Sophia Banos – Lindner Staff Reporter, The Pawprint
Every year, wild fauna and flora are illegally hunted, poached, and transported across the world. This illegal cross-border activity involves a complex web of all sorts of criminal activities. The wild-life poaching industry is estimated to be valued at around $50 – 150 billion per year, placing it amongst the five most lucrative global crimes. In addition to its detrimental impact on biodiversity and local communities, Illegal Wildlife Trade (IWT) fuels other criminal activities, including money laundering and the international drug trade, which also threatens the balance of the ecosystem.
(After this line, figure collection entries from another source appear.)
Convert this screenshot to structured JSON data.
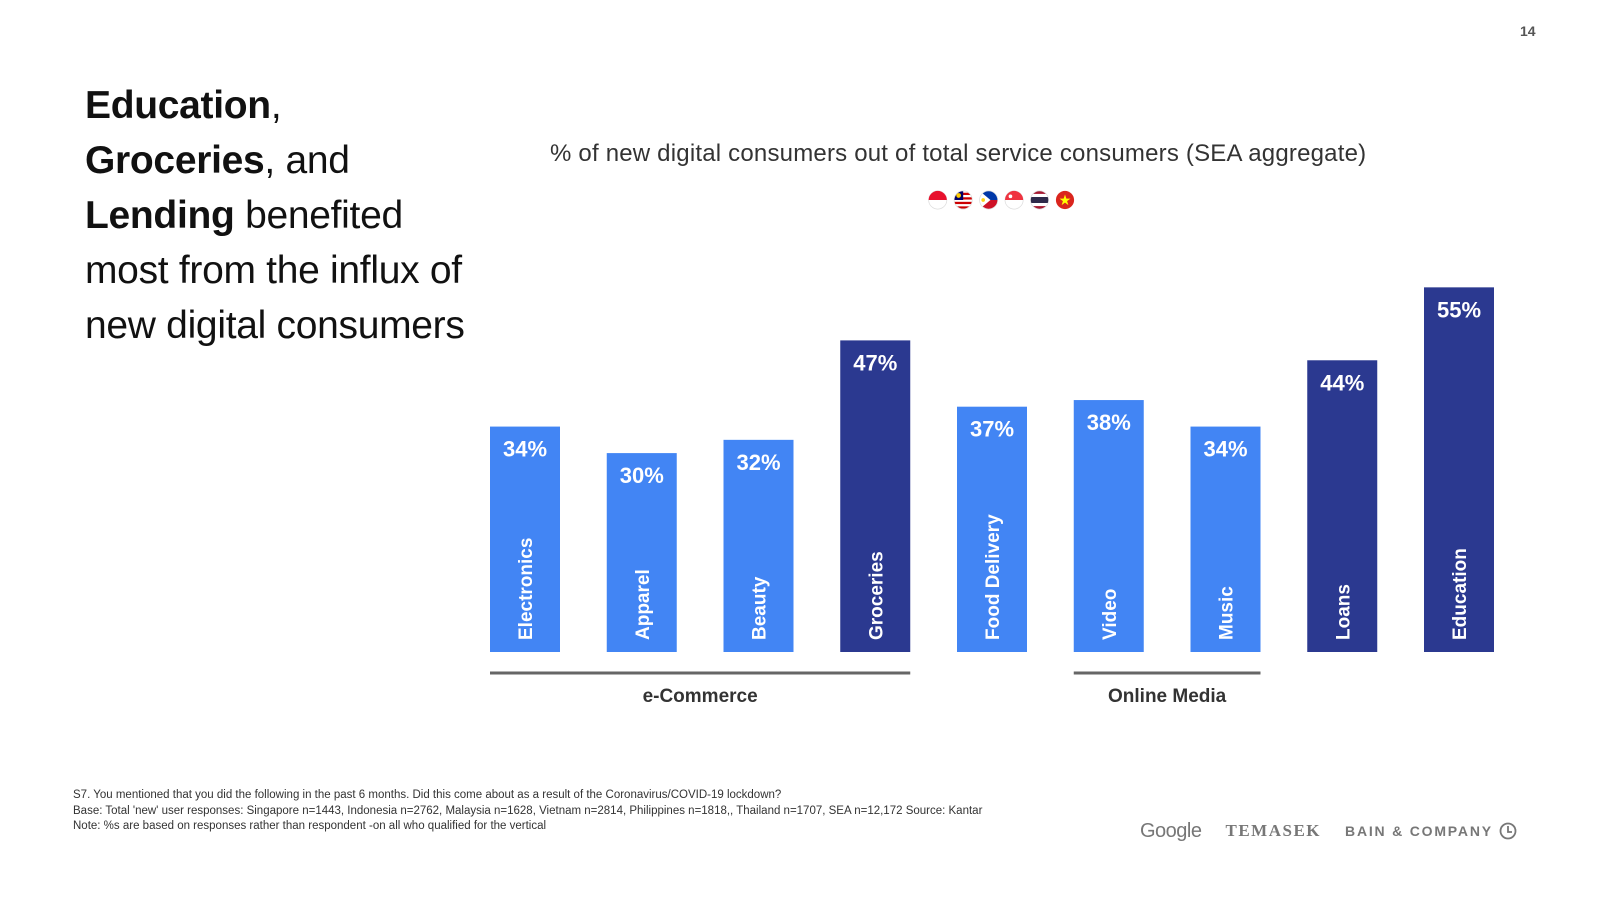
{
  "page_number": "14",
  "headline": {
    "segments": [
      {
        "text": "Education",
        "bold": true
      },
      {
        "text": ",",
        "bold": false
      },
      {
        "text": "Groceries",
        "bold": true
      },
      {
        "text": ", and",
        "bold": false
      },
      {
        "text": "Lending",
        "bold": true
      },
      {
        "text": " benefited most from the influx of new digital consumers",
        "bold": false
      }
    ]
  },
  "flags": [
    "indonesia-flag",
    "malaysia-flag",
    "philippines-flag",
    "singapore-flag",
    "thailand-flag",
    "vietnam-flag"
  ],
  "colors": {
    "light_bar": "#4285f4",
    "dark_bar": "#2b3990",
    "bracket": "#666666",
    "label": "#ffffff"
  },
  "chart_data": {
    "type": "bar",
    "title": "% of new digital consumers out of total service consumers (SEA aggregate)",
    "categories": [
      "Electronics",
      "Apparel",
      "Beauty",
      "Groceries",
      "Food Delivery",
      "Video",
      "Music",
      "Loans",
      "Education"
    ],
    "values": [
      34,
      30,
      32,
      47,
      37,
      38,
      34,
      44,
      55
    ],
    "value_labels": [
      "34%",
      "30%",
      "32%",
      "47%",
      "37%",
      "38%",
      "34%",
      "44%",
      "55%"
    ],
    "highlight": [
      false,
      false,
      false,
      true,
      false,
      false,
      false,
      true,
      true
    ],
    "groups": [
      {
        "label": "e-Commerce",
        "from": "Electronics",
        "to": "Groceries"
      },
      {
        "label": "Online Media",
        "from": "Video",
        "to": "Music"
      }
    ],
    "ylim": [
      0,
      60
    ],
    "xlabel": "",
    "ylabel": ""
  },
  "footnote": {
    "lines": [
      "S7. You mentioned that you did the following in the past 6 months. Did this come about as a result of the Coronavirus/COVID-19 lockdown?",
      "Base: Total 'new' user responses: Singapore n=1443, Indonesia n=2762, Malaysia n=1628, Vietnam n=2814, Philippines n=1818,, Thailand n=1707, SEA n=12,172 Source: Kantar",
      "Note: %s are based on responses rather than respondent -on all who qualified for the vertical"
    ]
  },
  "logos": {
    "google": "Google",
    "temasek": "TEMASEK",
    "bain": "BAIN & COMPANY"
  }
}
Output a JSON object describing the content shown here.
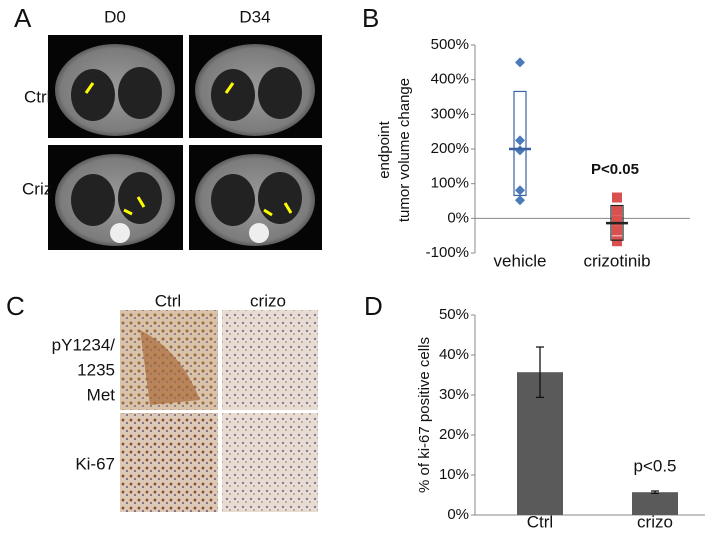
{
  "figure": {
    "panel_labels": [
      "A",
      "B",
      "C",
      "D"
    ],
    "panel_a": {
      "columns": [
        "D0",
        "D34"
      ],
      "rows": [
        "Ctrl",
        "Criz"
      ]
    },
    "panel_c": {
      "columns": [
        "Ctrl",
        "crizo"
      ],
      "rows": [
        [
          "pY1234/",
          "1235",
          "Met"
        ],
        [
          "Ki-67"
        ]
      ]
    }
  },
  "chart_data": [
    {
      "type": "dot-box",
      "y_label": [
        "endpoint",
        "tumor volume change"
      ],
      "categories": [
        "vehicle",
        "crizotinib"
      ],
      "points": [
        [
          450,
          225,
          196,
          81,
          52
        ],
        [
          60,
          23,
          -6,
          -35,
          -66
        ]
      ],
      "box_low": [
        66,
        -63
      ],
      "box_high": [
        366,
        37
      ],
      "mean": [
        200,
        -14
      ],
      "colors": [
        "#4a7ab8",
        "#d9514f"
      ],
      "box_colors": [
        "#3a64a0",
        "#222222"
      ],
      "annotation": "P<0.05",
      "ylim": [
        -100,
        500
      ],
      "yticks": [
        {
          "value": -100,
          "label": "-100%"
        },
        {
          "value": 0,
          "label": "0%"
        },
        {
          "value": 100,
          "label": "100%"
        },
        {
          "value": 200,
          "label": "200%"
        },
        {
          "value": 300,
          "label": "300%"
        },
        {
          "value": 400,
          "label": "400%"
        },
        {
          "value": 500,
          "label": "500%"
        }
      ]
    },
    {
      "type": "bar",
      "y_label": [
        "% of ki-67 positive cells"
      ],
      "categories": [
        "Ctrl",
        "crizo"
      ],
      "values": [
        35.7,
        5.7
      ],
      "errors": [
        6.3,
        0.3
      ],
      "color": "#5a5a5a",
      "annotation": "p<0.5",
      "ylim": [
        0,
        50
      ],
      "yticks": [
        {
          "value": 0,
          "label": "0%"
        },
        {
          "value": 10,
          "label": "10%"
        },
        {
          "value": 20,
          "label": "20%"
        },
        {
          "value": 30,
          "label": "30%"
        },
        {
          "value": 40,
          "label": "40%"
        },
        {
          "value": 50,
          "label": "50%"
        }
      ]
    }
  ]
}
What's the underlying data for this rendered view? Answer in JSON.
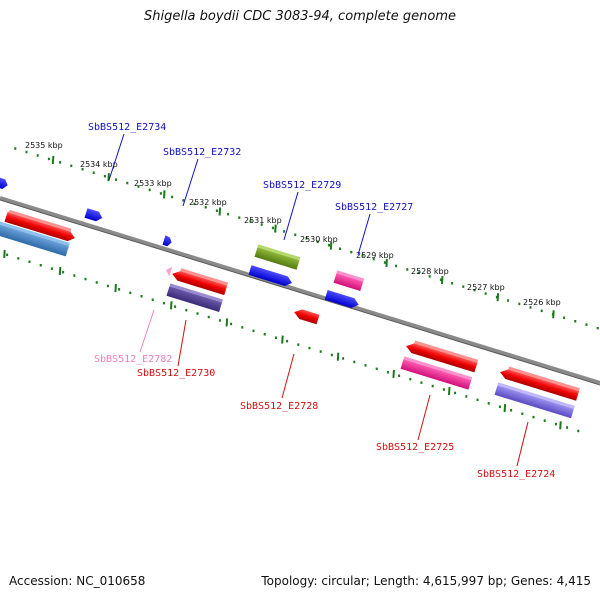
{
  "title": "Shigella boydii CDC 3083-94, complete genome",
  "footer": {
    "accession": "Accession: NC_010658",
    "summary": "Topology: circular; Length: 4,615,997 bp; Genes: 4,415"
  },
  "colors": {
    "backbone": "#808080",
    "tick": "#1a7a1a",
    "label_top": "#1010c0",
    "label_bottom": "#d01010",
    "label_pseudo": "#f080c0"
  },
  "scale_labels": [
    "2535 kbp",
    "2534 kbp",
    "2533 kbp",
    "2532 kbp",
    "2531 kbp",
    "2530 kbp",
    "2529 kbp",
    "2528 kbp",
    "2527 kbp",
    "2526 kbp"
  ],
  "gene_labels_top": [
    "SbBS512_E2734",
    "SbBS512_E2732",
    "SbBS512_E2729",
    "SbBS512_E2727"
  ],
  "gene_labels_bottom": [
    "SbBS512_E2782",
    "SbBS512_E2730",
    "SbBS512_E2728",
    "SbBS512_E2725",
    "SbBS512_E2724"
  ]
}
The illegal wildlife trade is driven by two primary factors. One is for people who have collected animal trophies. They are willing to pay millions of dollars to obtain exotic animal trophies. The second main purpose is because some cultures continue relying on outdated traditions and beliefs that associate these animal trophies with medicinal and/or spiritual benefits.
An important step in combating illegal wildlife trade is the involvement of multitudes of companies and governmental agencies from around the world. When governments and companies commit to supporting this cause
- Raising awareness of the illegal wildlife trade as a global crime just like money laundering and drug trafficking.
- Mobilizing public and private resources to combat IWT in all its forms along the entire supply chain.
- Sharing enforcement strategies and details of trafficking cases with United for Wildlife to build intelligence and gain on the increasingly sophisticated global trafficking
Other ways people can support this cause is by becoming a member of United for Wildlife. Every membership helps protect and preserve wildlife. It is essential that we speak up for them because nobody else would. Other ways to support the cause include, but are not limited to:
Keeping the animals’ environment clean and sticking to certified products that care about animals’ welfare. Think about eating sustainable seafood and reducing single-use plastic as much as possible.
If people work together and fight against the illegal wildlife trade, there may be a chance to save the animal world.